I remember being shocked at a scene in the movie Letters from Iwo Jima in which about a dozen Japanese soldiers blew themselves up with grenades one by one. I would have understood if they had surrendered or made a suicidal assault against the enemy, but blowing themselves up made no sense to my Western way of thinking. It was only afterwards, when I talked to my Japanese friends, that I discovered that committing suicide was regarded as more honourable than surrendering. (This point illustrates how history can affect the present: the high suicide rate in Japan today can surely be partly attributed to the practice of honourable suicide in the Edo era.)

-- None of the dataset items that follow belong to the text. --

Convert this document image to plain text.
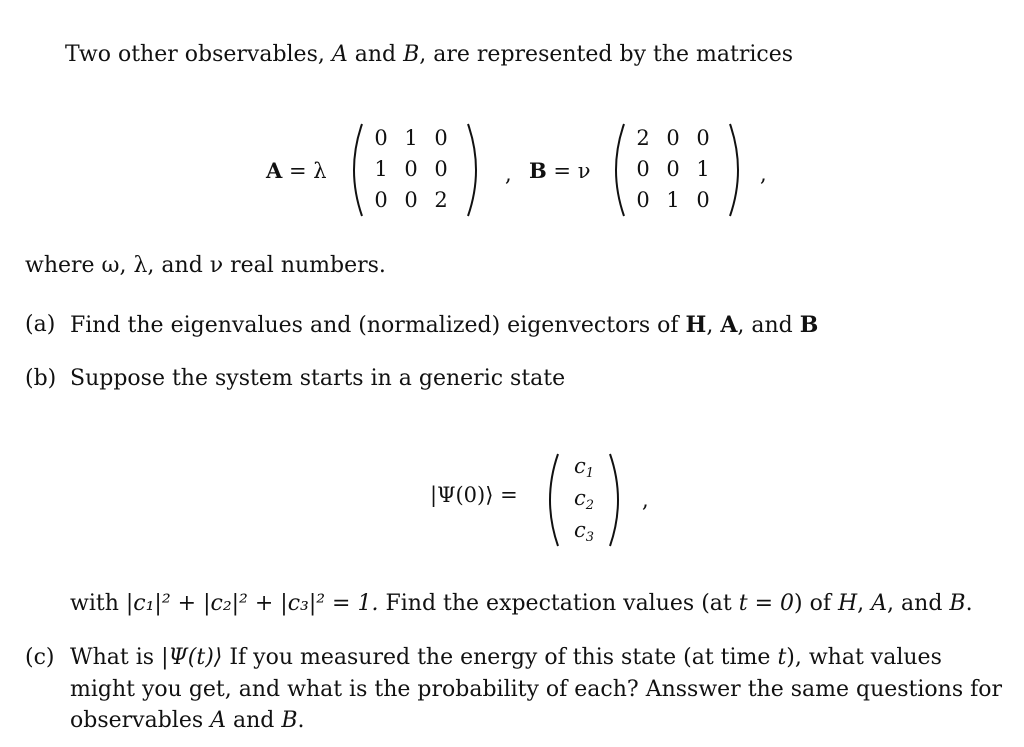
Two other observables, A and B, are represented by the matrices
A = λ
0 1 0
1 0 0
0 0 2
, B = ν
2 0 0
0 0 1
0 1 0
,
where ω, λ, and ν real numbers.
(a) Find the eigenvalues and (normalized) eigenvectors of H, A, and B
(b) Suppose the system starts in a generic state
|Ψ(0)⟩ =
$c_1$
$c_2$
$c_3$
,
with |c₁|² + |c₂|² + |c₃|² = 1. Find the expectation values (at t = 0) of H, A, and B.
(c) What is |Ψ(t)⟩ If you measured the energy of this state (at time t), what values
might you get, and what is the probability of each? Ansswer the same questions for
observables A and B.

Another movie that shocked me was Like Father, Like Son (そして、父になる). It’s about two six-year-old children who were switched at birth and who were thus brought up by parents who weren’t their biological parents. When the families discover the truth, they decide to swap their children back, and the movie depicts the inevitable heartache that ensues. Throughout the movie, I was thinking, This is stupid! It’s got to be in the children’s best interests to remain with the families they grew up with. But for Japanese, blood ties are often stronger than emotional ones (a fact that partially accounts for the low adoption rate in Japan).
Tips for gaining cultural insights
- Watch movies and read books from different genres with a wide range of settings and various historical eras.
- Be on the lookout for cultural aspects that differ from your own culture.
- Note things that don’t make sense to you.
- If possible, discuss what you watch and read with a Japanese person.
The best thing is that you can watch television and read books guilt-free—after all, you’re conducting vital culture research!